Le mariage et le droit d’adoption homosexuels sont annoncés sobrement mais clairement. L’évidence qu’ils revêtent dans certains milieux libertaires  dominants à gauche et dans les médias contraste avec l’évidence contraire dans d’autres milieux, moins homophobes que rétifs à une remise en cause radicale, sur un sujet anthropologique fondamental, de l’héritage judéo-chrétien. Les Etats-Unis sont quasi en guerre civile sur ce sujet.  Il n’est pas sûr que le gouvernement mesure à quel point ce projet, totalement étranger à l’héritage de la gauche française, va diviser en profondeur le pays.

Mais là aussi, on est dans le monde des symboles : les socialistes sont, beaucoup plus que la droite, propres à manier les symboles politiques : le mariage homosexuel , les 60 000 postes de l’Education nationale, comme la baisse de la TVA sur le livre, le droite de vote des étrangers et même  la retraite à 60 ans ne sont pas des solutions à des problèmes réels (comme peuvent l’être par exemple les 150 000 logements sociaux promis), ce sont des symboles – dont certains coûteront  cher.

Non seulement ce gouvernement  n’est porté, à la différence de  celui de 1981, par aucun commencement d’espérance, mais même, confusément, il fait peur. Parce qu’il ne résulte d’aucune évolution de l’opinion vers la gauche, au contraire[1], mais aussi  parce qu’il semble terriblement déconnecté du réel : des  contraintes économiques et surtout des aspirations réelles des Français. Les vicissitudes de l’histoire font que dans presque [2] tous les domaines,  - pédagogie, justice, lourdeur des dépenses publiques, assistanat désordonné, immigration- intégration, c’est à des réformes « de droite »  que les Français aspirent. Sarkozy n’a été sanctionné que pour ne les avoir pas faites, ou si mal. Ces réformes, le gouvernement Ayrault leur tourne le dos. Comme disait le regretté  Philippe Muray, «  le réel  est remis à une date ultérieure. »
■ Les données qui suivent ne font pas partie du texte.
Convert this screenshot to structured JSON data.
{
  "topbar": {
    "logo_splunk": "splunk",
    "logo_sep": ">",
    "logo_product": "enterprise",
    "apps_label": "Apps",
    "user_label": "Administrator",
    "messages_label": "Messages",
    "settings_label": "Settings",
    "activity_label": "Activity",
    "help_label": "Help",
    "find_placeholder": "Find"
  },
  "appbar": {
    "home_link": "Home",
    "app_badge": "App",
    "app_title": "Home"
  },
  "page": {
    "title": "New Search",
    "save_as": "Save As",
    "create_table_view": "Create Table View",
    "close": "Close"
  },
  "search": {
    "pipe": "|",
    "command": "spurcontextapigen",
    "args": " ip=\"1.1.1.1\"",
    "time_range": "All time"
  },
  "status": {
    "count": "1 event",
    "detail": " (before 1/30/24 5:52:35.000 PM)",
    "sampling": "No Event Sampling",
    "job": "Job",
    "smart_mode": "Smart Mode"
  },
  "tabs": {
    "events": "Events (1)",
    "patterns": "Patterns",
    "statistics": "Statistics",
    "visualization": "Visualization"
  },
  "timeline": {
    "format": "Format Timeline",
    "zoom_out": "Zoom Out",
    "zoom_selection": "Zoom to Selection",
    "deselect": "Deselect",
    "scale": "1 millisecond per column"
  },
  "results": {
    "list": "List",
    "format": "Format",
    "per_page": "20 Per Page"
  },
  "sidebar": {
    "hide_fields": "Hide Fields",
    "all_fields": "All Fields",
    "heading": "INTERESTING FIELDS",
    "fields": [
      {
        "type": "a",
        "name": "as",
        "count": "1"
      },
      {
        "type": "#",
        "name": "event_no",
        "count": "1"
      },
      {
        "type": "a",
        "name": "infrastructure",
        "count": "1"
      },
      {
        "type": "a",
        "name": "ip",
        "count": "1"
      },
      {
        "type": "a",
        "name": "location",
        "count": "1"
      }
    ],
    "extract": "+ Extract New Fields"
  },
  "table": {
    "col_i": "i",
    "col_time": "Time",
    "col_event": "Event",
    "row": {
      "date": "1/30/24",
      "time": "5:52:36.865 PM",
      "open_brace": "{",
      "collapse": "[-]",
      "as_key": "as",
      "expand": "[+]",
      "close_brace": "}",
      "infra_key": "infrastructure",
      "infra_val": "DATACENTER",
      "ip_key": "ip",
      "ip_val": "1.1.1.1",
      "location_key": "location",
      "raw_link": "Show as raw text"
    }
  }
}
[1] Les résultats du premier tour des présidentielles montrent que la droite a progressé depuis 2007. Les  2,1 millions de vote blancs du second tour, venus en grande majorité de la droite, ont été fatals à la réélection de Nicolas Sarkozy.

[2] En matière de maintien  des services publics, les Français aspirent au contraire à une politique de gauche, quoique la gauche française n’ait jamais été en reste  pour les démanteler.